My copies of Stephen Zepke’s Sublime Art arrived this morning. Thanks to Stephen, Carol and everyone at EUP for making such a fantastic volume. I can offer two of my copies as free giveaways either 1) if you pay the postage from Melbourne, Australia or 2) in exchange for a similar priced book/books of your own. Make me an offer at chris.watkin [at] monash [dot] edu or @DrChrisWatkin!

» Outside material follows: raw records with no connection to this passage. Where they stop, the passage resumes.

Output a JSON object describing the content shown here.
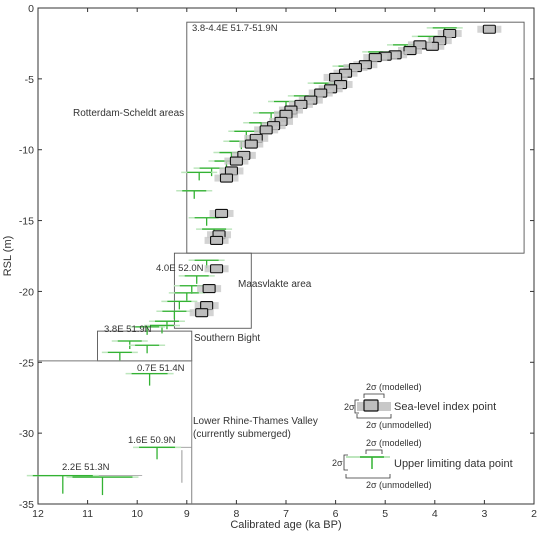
{
  "chart_data": {
    "type": "scatter",
    "xlabel": "Calibrated age (ka BP)",
    "ylabel": "RSL (m)",
    "xlim": [
      12,
      2
    ],
    "ylim": [
      -35,
      0
    ],
    "x_ticks": [
      12,
      11,
      10,
      9,
      8,
      7,
      6,
      5,
      4,
      3,
      2
    ],
    "y_ticks": [
      0,
      -5,
      -10,
      -15,
      -20,
      -25,
      -30,
      -35
    ],
    "grid": false,
    "colors": {
      "index_point_fill": "#c8c8c8",
      "index_point_stroke": "#111111",
      "limiting_point": "#33b233",
      "limiting_point_modelled": "#1a7a1a",
      "region_box": "#555555",
      "text": "#333333"
    },
    "regions": [
      {
        "id": "rotterdam",
        "coord_label": "3.8-4.4E 51.7-51.9N",
        "name": "Rotterdam-Scheldt areas",
        "x_range": [
          9.0,
          2.2
        ],
        "y_range": [
          -1.0,
          -17.3
        ]
      },
      {
        "id": "maasvlakte",
        "coord_label": "4.0E 52.0N",
        "name": "Maasvlakte area",
        "x_range": [
          9.25,
          7.7
        ],
        "y_range": [
          -17.3,
          -22.6
        ]
      },
      {
        "id": "southern-bight",
        "coord_label": "3.8E 51.9N",
        "name": "Southern Bight",
        "x_range": [
          10.8,
          8.9
        ],
        "y_range": [
          -22.8,
          -24.9
        ]
      },
      {
        "id": "lower-rhine",
        "coord_label": "0.7E 51.4N",
        "name": "Lower Rhine-Thames Valley",
        "subtitle": "(currently submerged)",
        "x_range": [
          12,
          8.9
        ],
        "y_range": [
          -24.9,
          -35
        ]
      },
      {
        "id": "label-1-6E",
        "coord_label": "1.6E 50.9N"
      },
      {
        "id": "label-2-2E",
        "coord_label": "2.2E 51.3N"
      }
    ],
    "series": [
      {
        "name": "Sea-level index point",
        "marker": "box",
        "points": [
          {
            "x": 2.9,
            "y": -1.5
          },
          {
            "x": 3.7,
            "y": -1.8
          },
          {
            "x": 3.9,
            "y": -2.3
          },
          {
            "x": 4.05,
            "y": -2.7
          },
          {
            "x": 4.3,
            "y": -2.6
          },
          {
            "x": 4.5,
            "y": -3.0
          },
          {
            "x": 4.8,
            "y": -3.3
          },
          {
            "x": 5.0,
            "y": -3.4
          },
          {
            "x": 5.2,
            "y": -3.5
          },
          {
            "x": 5.4,
            "y": -4.0
          },
          {
            "x": 5.6,
            "y": -4.2
          },
          {
            "x": 5.8,
            "y": -4.6
          },
          {
            "x": 6.0,
            "y": -4.9
          },
          {
            "x": 5.9,
            "y": -5.4
          },
          {
            "x": 6.1,
            "y": -5.7
          },
          {
            "x": 6.3,
            "y": -6.0
          },
          {
            "x": 6.5,
            "y": -6.5
          },
          {
            "x": 6.7,
            "y": -6.8
          },
          {
            "x": 6.9,
            "y": -7.2
          },
          {
            "x": 7.0,
            "y": -7.5
          },
          {
            "x": 7.1,
            "y": -8.0
          },
          {
            "x": 7.25,
            "y": -8.3
          },
          {
            "x": 7.4,
            "y": -8.6
          },
          {
            "x": 7.6,
            "y": -9.2
          },
          {
            "x": 7.7,
            "y": -9.6
          },
          {
            "x": 7.85,
            "y": -10.4
          },
          {
            "x": 8.0,
            "y": -10.8
          },
          {
            "x": 8.1,
            "y": -11.5
          },
          {
            "x": 8.2,
            "y": -12.0
          },
          {
            "x": 8.3,
            "y": -14.5
          },
          {
            "x": 8.35,
            "y": -16.0
          },
          {
            "x": 8.4,
            "y": -16.4
          },
          {
            "x": 8.4,
            "y": -18.4
          },
          {
            "x": 8.55,
            "y": -19.8
          },
          {
            "x": 8.6,
            "y": -21.0
          },
          {
            "x": 8.7,
            "y": -21.5
          }
        ]
      },
      {
        "name": "Upper limiting data point",
        "marker": "cross",
        "points": [
          {
            "x": 3.8,
            "y": -1.4
          },
          {
            "x": 4.1,
            "y": -2.0
          },
          {
            "x": 4.6,
            "y": -2.6
          },
          {
            "x": 5.1,
            "y": -3.1
          },
          {
            "x": 5.7,
            "y": -4.1
          },
          {
            "x": 6.2,
            "y": -5.3
          },
          {
            "x": 6.6,
            "y": -6.2
          },
          {
            "x": 7.0,
            "y": -6.6
          },
          {
            "x": 7.3,
            "y": -7.4
          },
          {
            "x": 7.5,
            "y": -8.1
          },
          {
            "x": 7.8,
            "y": -8.7
          },
          {
            "x": 7.9,
            "y": -9.4
          },
          {
            "x": 8.1,
            "y": -10.2
          },
          {
            "x": 8.2,
            "y": -10.8
          },
          {
            "x": 8.5,
            "y": -11.3
          },
          {
            "x": 8.75,
            "y": -11.6
          },
          {
            "x": 8.85,
            "y": -12.9
          },
          {
            "x": 8.6,
            "y": -14.8
          },
          {
            "x": 8.45,
            "y": -15.6
          },
          {
            "x": 8.6,
            "y": -17.8
          },
          {
            "x": 8.8,
            "y": -18.9
          },
          {
            "x": 8.9,
            "y": -19.6
          },
          {
            "x": 9.0,
            "y": -20.1
          },
          {
            "x": 9.15,
            "y": -20.7
          },
          {
            "x": 9.25,
            "y": -21.4
          },
          {
            "x": 9.4,
            "y": -22.1
          },
          {
            "x": 9.5,
            "y": -22.4
          },
          {
            "x": 9.8,
            "y": -22.5
          },
          {
            "x": 10.15,
            "y": -23.5
          },
          {
            "x": 10.35,
            "y": -24.3
          },
          {
            "x": 9.8,
            "y": -23.8
          },
          {
            "x": 9.75,
            "y": -25.8
          },
          {
            "x": 9.6,
            "y": -31.0
          },
          {
            "x": 11.5,
            "y": -33.0
          },
          {
            "x": 10.7,
            "y": -33.1
          }
        ]
      }
    ],
    "legend": {
      "placement": "bottom-right",
      "index_label": "Sea-level index point",
      "limiting_label": "Upper limiting data point",
      "modelled": "2σ (modelled)",
      "unmodelled": "2σ (unmodelled)",
      "sigma": "2σ"
    }
  }
}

How art can create a new future

Sublime art exceeds the present. It is an undetermined expression that in coming into being creates new universals, new modes of life and new coefficients of freedom. Stephen Zepke tracks this movement from its beginnings in Kant to its flowering in the late twentieth and early twenty-first centuries. He shows that in the work of Jean-François Lyotard, Gilles Deleuze and Felix Guattari, Jacques Derrida, Jacques Rancière and finally in the recent philosophy of Speculative Realism the idea of sublime art waxes and wanes, and with it a visionary politics of art that seeks to give it the most creative power possible, the power to overcome our conditions and embrace the unknown.
Stephen Zepke is an independent scholar based in Vienna, Austria.

 

Stephen Zepke is already known as a considerable philosopher of the new. In these pages he expertly navigates the inconsistent legacies of Kantian aesthetics with the goal of regaining the political and philosophical potentialities of sublime art and its role in difficult eruptions of the new. Zepke’s analyses range across a continuum of discomfort attributed to the sublime through exquisitely crafted chapters that counterpoise Lyotard, Deleuze, Derrida and Rancière. This book may have absorbed its subject so well that its readers will be left in tatters.
Gary Genosko, University of Ontario Institute of Technology

A remarkable book that explores the reception of Kant’s theory of the sublime in Lyotard, Deleuze and Guattari, Rancière and Derrida, as well as in more recent philosophical movements such as Speculative Realism and Accelerationism. But Zepke is an equally astute observer of the art world, and he simultaneously examines the role that this “sublime aesthetics” has (or has not) played in contemporary artistic production and political struggles. Sublime Art is not only the definitive analysis of the reception of the Kantian sublime, but a visionary manifesto for the aesthetics of the future.